5. Matilda by Roald Dahl
Roald Dahl’s books are still so popular in the classroom that we could have populated this list exclusively with his books. But we had to pick one and, after much debate, landed on Matilda. For all kids who preferred curling up with a book to other forms of entertainment, Matilda was the hero we needed. The film and musical have both become popular in their own right, but it’s inclusion in so many classrooms means that many kids first meet the book version of Matilda we all know and love.
6. A Wrinkle in Time by Madelene L’Engle
If all the books on this list have one thing in common, it’s that their writers understand that the best children’s literature can handle adult topics. Madelene L’Engle certainly doesn’t shy away from big themes and ideas: A Wrinkle in Time is about nothing less than a cosmic battle between good and evil. She takes a stand for individuality over conformity and thinking over mindlessness. Most of all, she tells every reader: “Be yourself.” A timeless message indeed.
7. The House on Mango Street by Sandra Cisneros
The House on Mango Street is a classic coming-of-age novel. Narrator Esperanza Cordero grabs you by the hand and wades with you through the waters of her life. Each vignette is an invitation to explore the rich cultural and historic contexts that shape our lives and, at times, collide with our desire to be known and seen as our truest, most authentic selves. It’s no coincidence that Esperanza means hope; this luminous swirl of autobiography and fiction leaves every reader with plenty.
8. Treasure Island by Robert Louis Stevenson
When it comes to adventure, Robert Louis Stevenson knew what he was doing. Treasure Island ensnares kids to this day in the world of pirates, gold, and buccaneers. While it may seem like the story is all about, well, treasure, there’s no denying that Treasure Island is the quest that;s helped generations grapple with growing up.
9. Little House on the Prairie by Laura Ingalls Wilder
The story of Laura Ingalls Wilder and her family’s survival of the beautiful, but sometimes desolate unknown, is one that has followed us through the ages. There’s something about being launched to a world that existed ~100 years ago that makes children rethink their own world view. It just takes a few pages to feel like you’ve become an Ingalls for life. (This book also happens to be the impetus for the founding of DonorsChoose. Read the story here.)
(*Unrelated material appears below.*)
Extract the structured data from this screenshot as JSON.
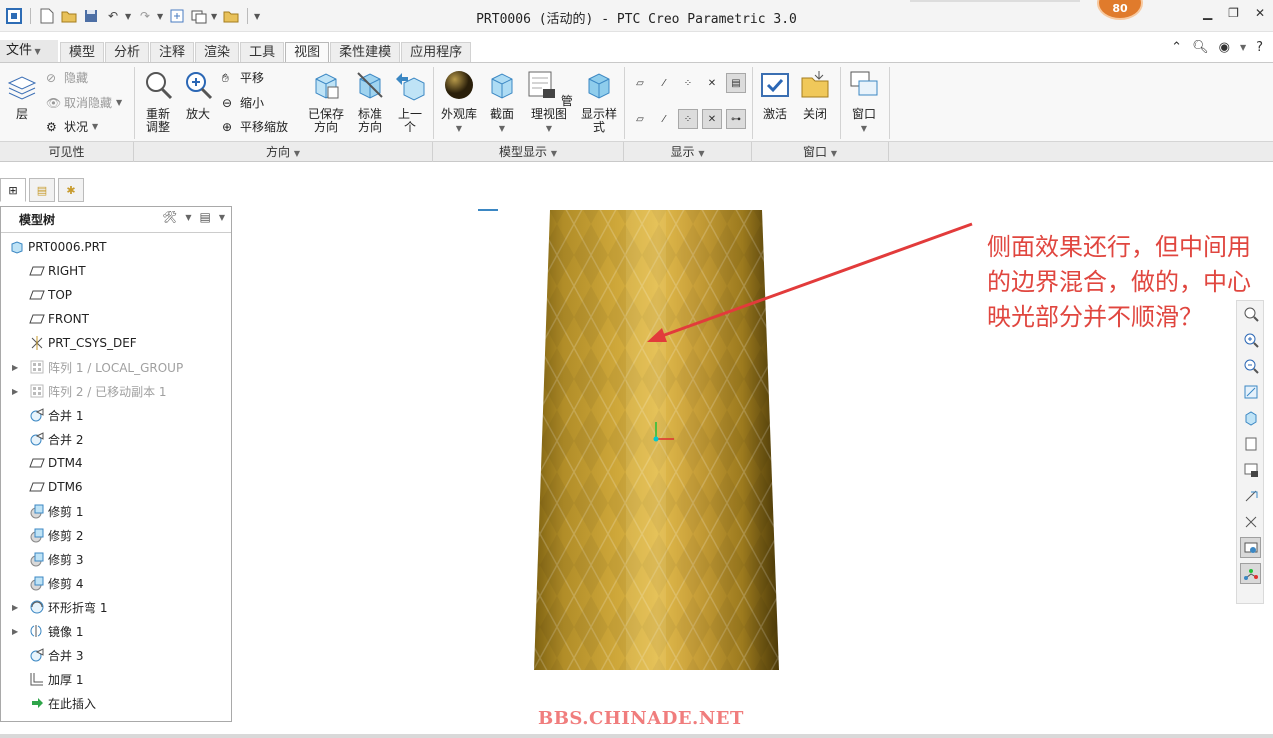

10. The Wizard of Oz by L. Frank Baum
The Wizard of Oz is one of the classic world-bending stories, enchanting people of all ages with a tale of a girl in sparkly red shoes. You don’t have to be from Kansas to understand what it feels like to be a little stuck in your own life, and how an adventure is sometimes all it takes to gain perspective. The yellow brick road is never too far away.